Some of the needed functions of a new test system include:

  • To simulate all signals and contacts that the device being tested would see when in service and monitor all critical signals given by the device being tested;
  • To set up programs that automatically will provide real-world system conditions and sequences for all test specifications;
  • To reproduce identical test conditions and compare results year after year on each device tested;
  • To create accuracies better than 0.1 percent for voltages and currents;
  • To create variable frequency with accuracies better than 0.001 hertz;
  • To operate several test systems in asynchronized mode to perform ADR system testing and troubleshooting (for many schemes at least four test sets are required);
  • To easily update the tests with the actual recloser or sectionalizer settings being used;
  • To perform tests in the field when supplied from a portable generator–or from the inverter in the vehicle–without loss of capability or accuracy; and,
  • To use high-impedance inputs to detect a damaged or leaking MOV before it causes a misoperation.

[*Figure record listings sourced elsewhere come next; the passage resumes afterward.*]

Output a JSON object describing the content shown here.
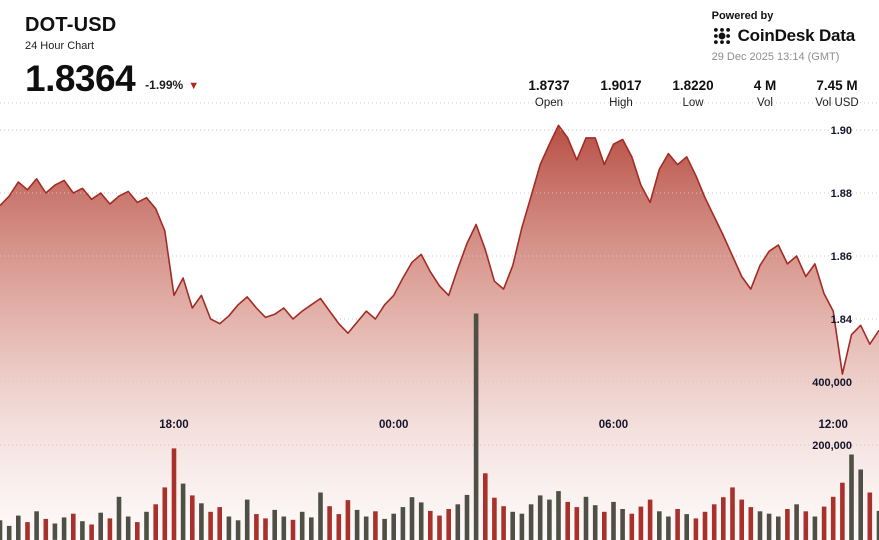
{
  "header": {
    "symbol": "DOT-USD",
    "subtitle": "24 Hour Chart",
    "price": "1.8364",
    "change": "-1.99%",
    "powered_by": "Powered by",
    "brand": "CoinDesk Data",
    "timestamp": "29 Dec 2025 13:14 (GMT)"
  },
  "icons": {
    "down_triangle": "▼"
  },
  "stats": [
    {
      "value": "1.8737",
      "label": "Open"
    },
    {
      "value": "1.9017",
      "label": "High"
    },
    {
      "value": "1.8220",
      "label": "Low"
    },
    {
      "value": "4 M",
      "label": "Vol"
    },
    {
      "value": "7.45 M",
      "label": "Vol USD"
    }
  ],
  "chart_data": {
    "type": "area",
    "title": "DOT-USD 24 Hour Chart",
    "open": 1.8737,
    "high": 1.9017,
    "low": 1.822,
    "close": 1.8364,
    "volume": "4 M",
    "volume_usd": "7.45 M",
    "x_axis": {
      "ticks": [
        {
          "label": "18:00",
          "index": 19
        },
        {
          "label": "00:00",
          "index": 43
        },
        {
          "label": "06:00",
          "index": 67
        },
        {
          "label": "12:00",
          "index": 91
        }
      ]
    },
    "price_axis": {
      "gridlines": [
        1.9086,
        1.9,
        1.88,
        1.86,
        1.84
      ],
      "labels": [
        {
          "value": 1.9,
          "text": "1.90"
        },
        {
          "value": 1.88,
          "text": "1.88"
        },
        {
          "value": 1.86,
          "text": "1.86"
        },
        {
          "value": 1.84,
          "text": "1.84"
        }
      ]
    },
    "volume_axis": {
      "labels": [
        "400,000",
        "200,000"
      ],
      "tick_values": [
        400000,
        200000
      ]
    },
    "price": [
      1.876,
      1.879,
      1.8835,
      1.881,
      1.8845,
      1.88,
      1.8825,
      1.884,
      1.88,
      1.8815,
      1.878,
      1.88,
      1.8765,
      1.879,
      1.8805,
      1.877,
      1.8785,
      1.875,
      1.868,
      1.8475,
      1.853,
      1.8435,
      1.8475,
      1.84,
      1.8385,
      1.841,
      1.8445,
      1.847,
      1.8435,
      1.8405,
      1.8415,
      1.8435,
      1.84,
      1.8425,
      1.8445,
      1.8465,
      1.8425,
      1.8385,
      1.8355,
      1.839,
      1.8425,
      1.84,
      1.8445,
      1.8475,
      1.853,
      1.858,
      1.8605,
      1.855,
      1.8505,
      1.8475,
      1.856,
      1.864,
      1.87,
      1.862,
      1.852,
      1.8495,
      1.857,
      1.869,
      1.879,
      1.889,
      1.8955,
      1.9015,
      1.8975,
      1.8905,
      1.8975,
      1.8975,
      1.889,
      1.8955,
      1.897,
      1.8915,
      1.8825,
      1.877,
      1.8875,
      1.8925,
      1.889,
      1.8915,
      1.8855,
      1.8785,
      1.8725,
      1.8665,
      1.86,
      1.8535,
      1.8495,
      1.857,
      1.8615,
      1.8635,
      1.8575,
      1.86,
      1.8535,
      1.8575,
      1.848,
      1.8425,
      1.8225,
      1.835,
      1.838,
      1.832,
      1.8364
    ],
    "volume_bars": [
      42000,
      30000,
      52000,
      38000,
      61000,
      45000,
      35000,
      48000,
      56000,
      40000,
      33000,
      58000,
      46000,
      92000,
      50000,
      38000,
      60000,
      76000,
      112000,
      195000,
      120000,
      95000,
      78000,
      60000,
      70000,
      50000,
      42000,
      86000,
      55000,
      46000,
      64000,
      50000,
      43000,
      60000,
      48000,
      101000,
      72000,
      55000,
      85000,
      64000,
      50000,
      61000,
      45000,
      56000,
      70000,
      91000,
      80000,
      62000,
      52000,
      66000,
      76000,
      96000,
      482000,
      142000,
      90000,
      72000,
      60000,
      56000,
      76000,
      95000,
      86000,
      104000,
      81000,
      70000,
      92000,
      74000,
      60000,
      81000,
      66000,
      56000,
      71000,
      86000,
      61000,
      50000,
      66000,
      55000,
      46000,
      60000,
      76000,
      91000,
      112000,
      86000,
      70000,
      61000,
      56000,
      50000,
      66000,
      76000,
      61000,
      50000,
      71000,
      92000,
      122000,
      182000,
      150000,
      101000,
      62000
    ],
    "line_color": "#a32c24",
    "area_gradient": [
      {
        "offset": 0,
        "color": "#ad372c",
        "opacity": 0.93
      },
      {
        "offset": 0.5,
        "color": "#d4897d",
        "opacity": 0.62
      },
      {
        "offset": 1,
        "color": "#f7e9e7",
        "opacity": 0.25
      }
    ],
    "volume_up_color": "#4e4f45",
    "volume_down_color": "#a8322b",
    "grid_color": "#c9c9c9"
  }
}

All details must be known about how the device is intended to operate for each set of system problems for which the power system is being protected or restored. The test must confirm the device operates when there is a problem and must confirm the device does not misoperate when there is no problem or only part of the system conditions exist.

There are a few final points to consider when looking at reclosers and sectionalizers in smart grid operations:

  • Communication system times and delays frequently cause ADR systems to fail.
  • Logic program errors are the next most common cause of system failures (the standard logic for the device and the communications logic errors).
  • Testing all related parts of the system together is the only way to ensure the whole system works as expected.
  • Lab testing accounts for the actual communications system being used in the field. Many problems are found in the field related to geography, structures and other forms of interference.

David Marble, a professional engineer, is an applications engineer at OMICRON electronics Corp. USA. He attended Vermont Technical College and the University of Vermont and has worked 26 years in utility engineering and management positions. Marble has designed numerous specialized testing interfaces for reclosers and sectionalizers at OMICRON.